Co-Directed by Phyllis Leffler & Julian Bond

Brown: Pre-history and Cautious Optimism

BOND:  We want to begin with a short session focusing on the Brown decision in 1954.  When you heard about this decision, where were you? 

LEFTWICH:  Well, when I heard about it, I was in in college.  I was on the campus of North Carolina Central University  But even more importantly, I was editor-in-chief of the campus newspaper which published pretty regularly so what we then called the new civil  decision… we used to call it Brown in those days -- was top news.  And I wrote an editorial about it and of course one of the front page stories was about the Supreme Court decision which once again reaffirmed from the perspective of the people of North Carolina on that campus …..reaffirmed our right to the promises of the Constitution of the American democracy.  I thought that it was a good thing.  I was prompted to look at what I wrote in that time because things -- I think things both blend and sharpen in retrospect and I would have thought that I was  more cynical than I actually was.  I thought that it was a good thing.  I did not think it was going to work in Georgia Alabama, and Mississippi but for some reason that’s interesting when I think about it now, I thought it would work fine in North Carolina and Virginia so, even at that point had feelings that there would be differential applications of the concepts of Brown    --   the  notion of separate but equal being unconstitutional was still new enough that I wondered whether or not American -- African Americans were going to trust the constitutional decision –- trust the Supreme Court enough to send their children to enroll in schools which previously had been segregated.  So, it was a mixed feeling    

BOND:  So would you describe your feeling as a cautious optimisim –

LEFTWICH:  Oh, yeah….

BOND:  good here probably won’t work here?

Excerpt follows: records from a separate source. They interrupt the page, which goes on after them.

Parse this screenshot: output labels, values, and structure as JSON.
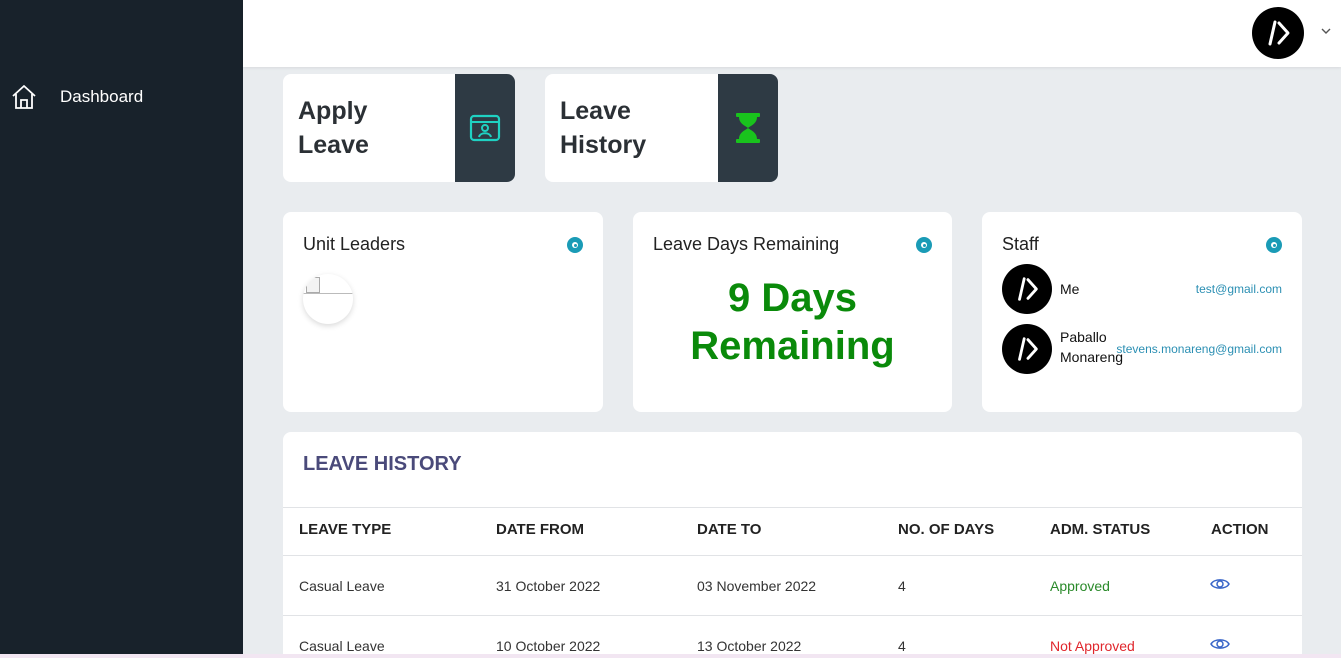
{
  "sidebar": {
    "items": [
      {
        "label": "Dashboard",
        "icon": "home-icon"
      }
    ],
    "bg_color": "#18222b"
  },
  "topbar": {
    "avatar_icon": "code-icon",
    "caret_icon": "chevron-down-icon"
  },
  "action_cards": [
    {
      "label_line1": "Apply",
      "label_line2": "Leave",
      "icon": "id-card-icon",
      "icon_color": "#1fd1c2"
    },
    {
      "label_line1": "Leave",
      "label_line2": "History",
      "icon": "hourglass-icon",
      "icon_color": "#19c31d"
    }
  ],
  "stats": {
    "unit_leaders": {
      "title": "Unit Leaders"
    },
    "leave_days": {
      "title": "Leave Days Remaining",
      "value_line1": "9 Days",
      "value_line2": "Remaining",
      "value_color": "#0a8a0a"
    },
    "staff": {
      "title": "Staff",
      "members": [
        {
          "name_line1": "Me",
          "name_line2": "",
          "email": "test@gmail.com"
        },
        {
          "name_line1": "Paballo",
          "name_line2": "Monareng",
          "email": "stevens.monareng@gmail.com"
        }
      ]
    }
  },
  "history": {
    "title": "LEAVE HISTORY",
    "columns": [
      "LEAVE TYPE",
      "DATE FROM",
      "DATE TO",
      "NO. OF DAYS",
      "ADM. STATUS",
      "ACTION"
    ],
    "rows": [
      {
        "type": "Casual Leave",
        "from": "31 October 2022",
        "to": "03 November 2022",
        "days": "4",
        "status": "Approved",
        "action_icon": "eye-icon"
      },
      {
        "type": "Casual Leave",
        "from": "10 October 2022",
        "to": "13 October 2022",
        "days": "4",
        "status": "Not Approved",
        "action_icon": "eye-icon"
      }
    ],
    "status_colors": {
      "approved": "#2a8a2a",
      "not_approved": "#e0262c"
    }
  }
}
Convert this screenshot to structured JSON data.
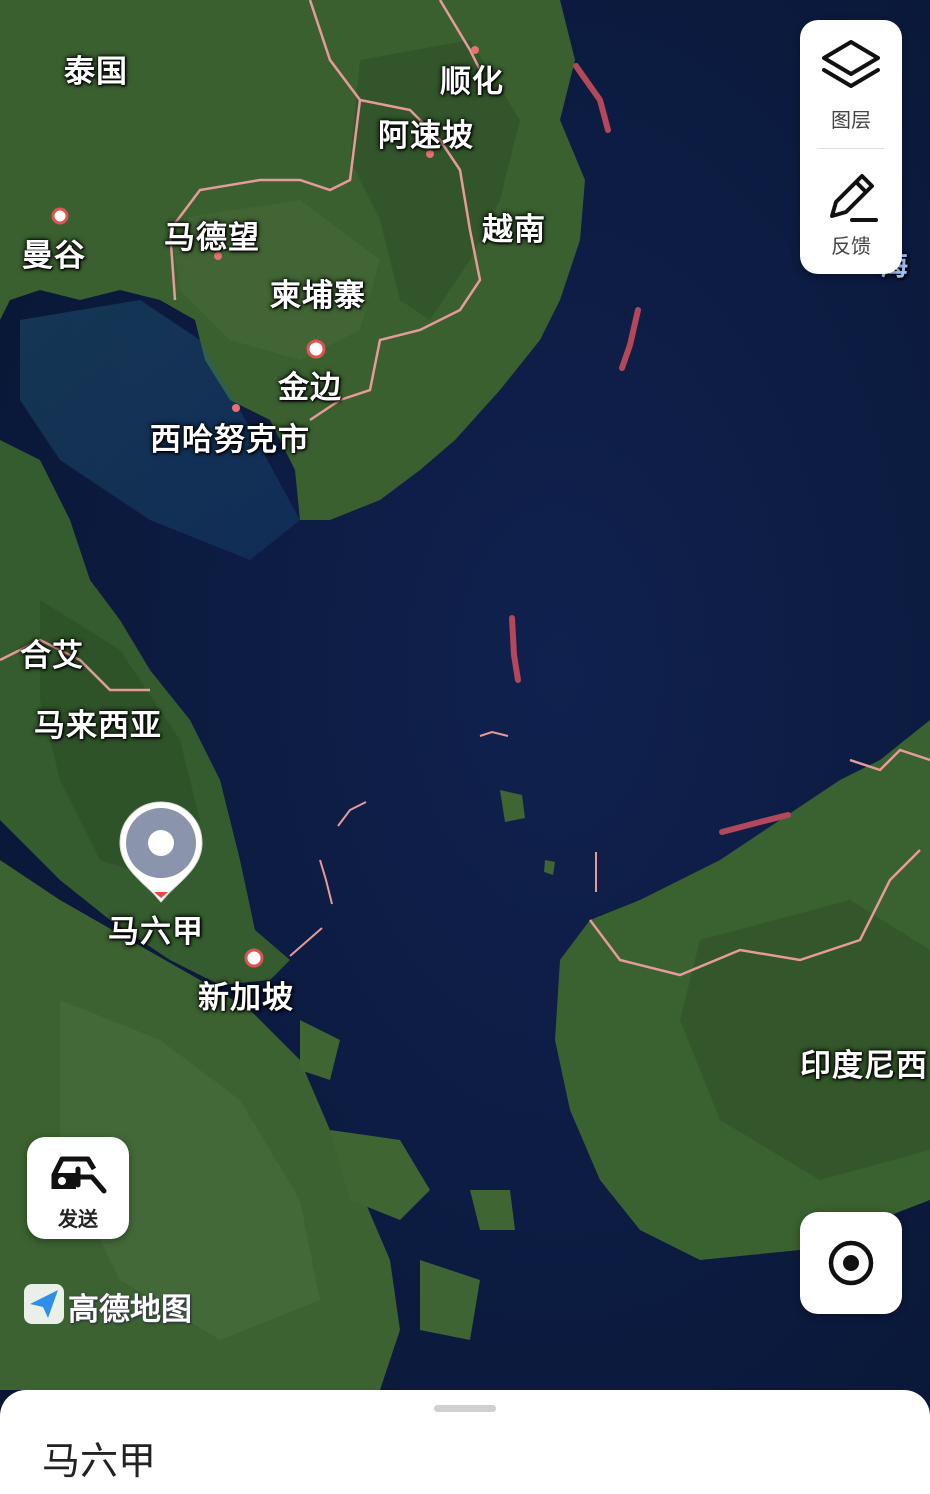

LEFTWICH:  It was cautious optimism, and It also was sort of idealistic in the sense that I felt that it represented a shift that turned out not to be as deep as I had expected of attitudes toward Afircan Americans by white Americans particularly with regard to institutional access.  And I think that I expected that people who were my peers, because I interviewed students, I interviewed the President, and the Dean of the Law School, and the Dean of Students about what they thought.  I thought that they were going to now go to the next plateau and carry out what had been the objectives and ideals and the activities  –- people don’t  really know but in the 50s, the civil rights movement had already begun.  It hadn’t taken on the breadth and depth that it actually achieved. But there were people sitting in in places.   I got arrested for drinking out a water fountain in Durham, North Carolina that was marked white, which I thought I could plainly see was white, so there was a stirring of determination to make Brown be what we thought it should be.

BOND:  Did the stirring of determination become quickened because of Brown?

LEFTWICH:   I think so --

BOND:  that is pre-existing activists felt encouraged.

LEFTWICH:  Absolutely, absolutely.  You know, Brown was a long time in being argued.   I was also in the Law School for some courses so I was aware of the work of the civil rights lawyers and the NAACP and efforts to have Brown decided in support of equity and justice so it was an anticipated event – certainly for me and for the people that I hung out with on campus. You know – all of the usual -- David

Dinkins says all the usual suspects and rabble rousers – people who were agitating for change.  And many of us were from the North and had gone South to the HBCU.s intentionally to be in that environment to help with this process of the elimination of discrimination.